A custom updater wrapping the regular Wikidata updater for updating multiple sites in multiple namespaces.

Primary LanguageJavaGNU General Public License v3.0GPL-3.0

Try to push this upstream somehow...

https://gerrit.wikimedia.org/r/#/c/wikidata/query/rdf/+/589408/

The idea of speeding up the updater from version 1

The idea of this is to avoid the JVM startup etc, and basically have an updater running all the time rather than shelling out which is what the first version glue did.

I also investigated nailgun, but its not really maintained anymore so probably not a good direction to go in.

This can be trialed at https://repl.it/languages/java Just copy the code from the class into the default Main.java there and run the 2 lines below.

javac -classpath .:/run_dir/junit-4.12.jar:target/dependency/* -d . Main.java
java -classpath .:/run_dir/junit-4.12.jar:target/dependency/* org.wikidata.query.rdf.tool.WbStackUpdate --sparqlUrl sparql

This updater approach would require minimum changes to query service code and use the WHOLE of the current updater. Pulls of new code would be easy, the only thing we would need to look out for are changes to the params that are passed into the updater that we manipulate. But the runUpdater.sh could be altered to take a main class from an ENV var, and voila!

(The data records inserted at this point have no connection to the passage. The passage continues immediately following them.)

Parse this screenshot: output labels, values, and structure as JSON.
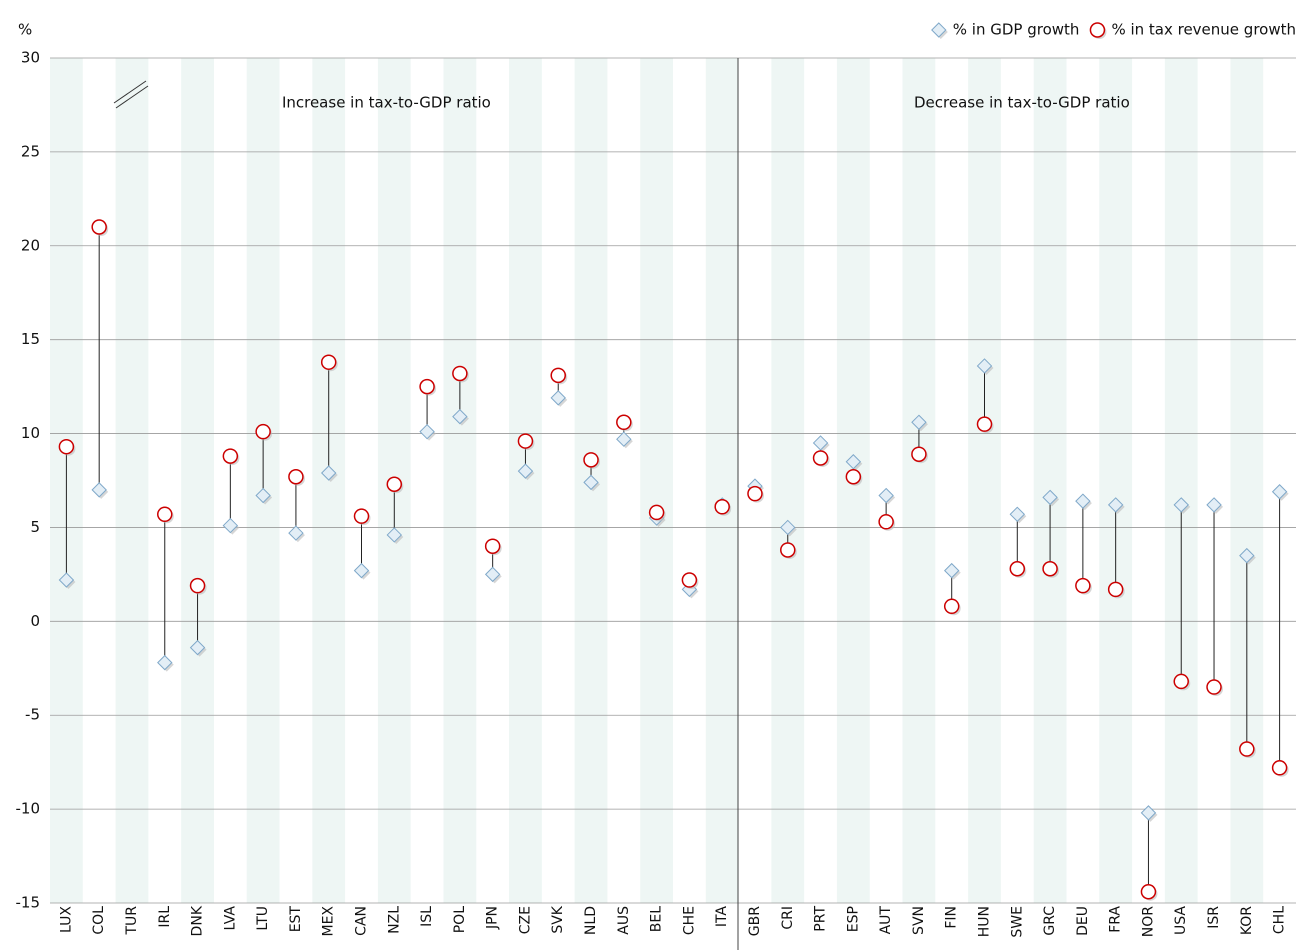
{
  "chart_data": {
    "type": "dumbbell",
    "y_unit": "%",
    "annotations": [
      "Increase in tax-to-GDP ratio",
      "Decrease in tax-to-GDP ratio"
    ],
    "categories": [
      "LUX",
      "COL",
      "TUR",
      "IRL",
      "DNK",
      "LVA",
      "LTU",
      "EST",
      "MEX",
      "CAN",
      "NZL",
      "ISL",
      "POL",
      "JPN",
      "CZE",
      "SVK",
      "NLD",
      "AUS",
      "BEL",
      "CHE",
      "ITA",
      "GBR",
      "CRI",
      "PRT",
      "ESP",
      "AUT",
      "SVN",
      "FIN",
      "HUN",
      "SWE",
      "GRC",
      "DEU",
      "FRA",
      "NOR",
      "USA",
      "ISR",
      "KOR",
      "CHL"
    ],
    "series": [
      {
        "name": "% in GDP growth",
        "color": "#7fa8c9",
        "marker": "diamond",
        "values": [
          2.2,
          7.0,
          null,
          -2.2,
          -1.4,
          5.1,
          6.7,
          4.7,
          7.9,
          2.7,
          4.6,
          10.1,
          10.9,
          2.5,
          8.0,
          11.9,
          7.4,
          9.7,
          5.5,
          1.7,
          6.2,
          7.2,
          5.0,
          9.5,
          8.5,
          6.7,
          10.6,
          2.7,
          13.6,
          5.7,
          6.6,
          6.4,
          6.2,
          -10.2,
          6.2,
          6.2,
          3.5,
          6.9
        ]
      },
      {
        "name": "% in tax revenue growth",
        "color": "#cc0000",
        "marker": "circle",
        "values": [
          9.3,
          21.0,
          null,
          5.7,
          1.9,
          8.8,
          10.1,
          7.7,
          13.8,
          5.6,
          7.3,
          12.5,
          13.2,
          4.0,
          9.6,
          13.1,
          8.6,
          10.6,
          5.8,
          2.2,
          6.1,
          6.8,
          3.8,
          8.7,
          7.7,
          5.3,
          8.9,
          0.8,
          10.5,
          2.8,
          2.8,
          1.9,
          1.7,
          -14.4,
          -3.2,
          -3.5,
          -6.8,
          -7.8
        ]
      }
    ],
    "ylim": [
      -15,
      30
    ],
    "yticks": [
      -15,
      -10,
      -5,
      0,
      5,
      10,
      15,
      20,
      25,
      30
    ],
    "grid": true,
    "legend": "top-right"
  }
}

TODO check with wdqs team about if there are any wdqs internals I'll mess up by doing this & get their general thoughts.

Running locally

  1. In IntelliJ IDEA, create a run configuration for org.wikidata.query.rdf.tool.WbStackUpdate
  2. Set VM Options to -Xmx64m for example
  3. Set environment values as:
WBSTACK_API_ENDPOINT=http://localhost:3030/
WBSTACK_BATCH_SLEEP=0
WBSTACK_LOOP_LIMIT=1000000000
WBSTACK_WIKIBASE_SCHEME=http
  1. Start docker with docker-compose up
  2. As everything has initialized you should be able to run the new configuration.
  3. Every time the fake api gets polled new items will get inserted into wikibase, and the updater will keep running indefinitely.
  4. (Optional) https://visualvm.github.io/ for profiling